Europe: Spreads continue to leak wider as the hope of an instantly unified Eurozone fades after reports that Friday’s meetings saw more discourse than unity. Today EU President Van Rompuy is expected to give more detail regarding the talks. Recall the main crux of the summit was energy and innovation, but the concern for investors was the lunch topic surrounding economic policy and the possibility of an expanding EFSF, both in scope and depth. German Dec Industrial Production -1.5% v 0.2%E driven mostly by weather. Irish press reporting that Irish banks receiving loans from the ECB via the Central Bank of Ireland are paying less than 3%, compared to the 5.8% Ireland is paying for its country level assistance. This is a further example of the “upstreaming” of private problems to the federal level. Portugal’s private placement cleared at 6.45% for the 5Y issuance yesterday. Portuguese 5Y debt was trading at 6.31% on Friday before the issuance. UK Treasury is set to increase the 2011 UK bank levy rate. Italy NPLs rose 32% YoY per the Bank of Italy. Italian press reporting that prosecutors will seek an immediate trial for PM Berlusconi.
Asia: China hiked rates 25bp for both of its benchmark rates.
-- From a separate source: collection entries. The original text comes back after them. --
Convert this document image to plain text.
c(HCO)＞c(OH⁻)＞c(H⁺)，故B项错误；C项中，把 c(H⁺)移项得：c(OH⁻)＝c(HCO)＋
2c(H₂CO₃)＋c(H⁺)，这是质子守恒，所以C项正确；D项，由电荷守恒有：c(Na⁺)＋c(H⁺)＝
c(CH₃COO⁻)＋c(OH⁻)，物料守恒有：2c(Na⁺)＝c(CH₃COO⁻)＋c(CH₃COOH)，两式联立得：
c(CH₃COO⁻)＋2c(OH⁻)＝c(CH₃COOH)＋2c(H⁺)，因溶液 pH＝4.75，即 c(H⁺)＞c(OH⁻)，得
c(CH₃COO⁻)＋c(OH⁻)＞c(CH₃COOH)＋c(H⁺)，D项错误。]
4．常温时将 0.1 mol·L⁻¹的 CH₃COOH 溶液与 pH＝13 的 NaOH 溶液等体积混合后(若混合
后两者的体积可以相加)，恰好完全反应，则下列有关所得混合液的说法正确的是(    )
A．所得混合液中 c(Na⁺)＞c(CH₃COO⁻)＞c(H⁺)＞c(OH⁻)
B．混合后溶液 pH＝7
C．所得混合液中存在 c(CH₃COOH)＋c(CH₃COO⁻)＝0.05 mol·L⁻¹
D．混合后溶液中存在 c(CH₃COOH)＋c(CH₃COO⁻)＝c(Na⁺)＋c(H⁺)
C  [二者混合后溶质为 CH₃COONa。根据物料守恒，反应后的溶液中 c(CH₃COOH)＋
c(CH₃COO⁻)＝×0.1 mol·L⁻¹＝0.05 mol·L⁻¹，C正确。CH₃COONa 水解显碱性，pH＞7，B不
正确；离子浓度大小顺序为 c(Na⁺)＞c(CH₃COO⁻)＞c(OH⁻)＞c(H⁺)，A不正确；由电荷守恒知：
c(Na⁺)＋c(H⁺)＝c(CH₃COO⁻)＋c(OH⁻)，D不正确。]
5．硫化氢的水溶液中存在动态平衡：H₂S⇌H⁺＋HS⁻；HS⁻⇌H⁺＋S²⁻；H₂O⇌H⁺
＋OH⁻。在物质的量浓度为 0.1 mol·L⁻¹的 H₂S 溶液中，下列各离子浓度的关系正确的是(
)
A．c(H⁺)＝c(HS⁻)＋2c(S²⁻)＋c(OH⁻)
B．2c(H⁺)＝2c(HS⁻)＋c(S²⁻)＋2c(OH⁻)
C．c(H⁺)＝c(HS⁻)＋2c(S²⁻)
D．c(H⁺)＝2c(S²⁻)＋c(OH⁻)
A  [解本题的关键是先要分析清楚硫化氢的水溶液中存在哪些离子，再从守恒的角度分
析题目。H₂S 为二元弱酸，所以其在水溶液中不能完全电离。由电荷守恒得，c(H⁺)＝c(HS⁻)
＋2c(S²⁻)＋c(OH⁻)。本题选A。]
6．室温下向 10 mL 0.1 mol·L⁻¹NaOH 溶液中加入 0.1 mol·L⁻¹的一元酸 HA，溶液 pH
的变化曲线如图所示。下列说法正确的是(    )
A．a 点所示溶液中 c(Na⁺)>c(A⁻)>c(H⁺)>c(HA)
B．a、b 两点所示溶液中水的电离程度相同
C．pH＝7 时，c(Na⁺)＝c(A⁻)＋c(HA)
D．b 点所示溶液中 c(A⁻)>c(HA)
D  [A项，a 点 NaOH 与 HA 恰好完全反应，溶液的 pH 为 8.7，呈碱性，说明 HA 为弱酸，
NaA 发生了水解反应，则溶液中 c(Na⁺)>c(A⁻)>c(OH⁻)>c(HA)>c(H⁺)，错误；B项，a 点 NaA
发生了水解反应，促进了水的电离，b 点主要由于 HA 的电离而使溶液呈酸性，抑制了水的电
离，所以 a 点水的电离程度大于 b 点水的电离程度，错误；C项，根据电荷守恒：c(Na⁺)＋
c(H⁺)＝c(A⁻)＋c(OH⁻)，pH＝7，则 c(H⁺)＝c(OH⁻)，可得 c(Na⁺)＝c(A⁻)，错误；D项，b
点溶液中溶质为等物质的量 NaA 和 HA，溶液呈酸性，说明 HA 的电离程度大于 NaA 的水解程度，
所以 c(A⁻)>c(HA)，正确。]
The one year lending rate will now be 6.06% and the one year deposit rate will rise to 3%. A spike in loan growth earlier this year combined with a rate spike around the “turn” period of the Chinese New Year caused some tightness in rates naturally, but apparently the PBOC is intent on slowing loan growth and avoiding a property bubble. Japan's Economic Min Yosano stating that JGB rates not yet at levels requiring government intervention. Korean press reporting that North and South Korea will hold talks today for the first time since November.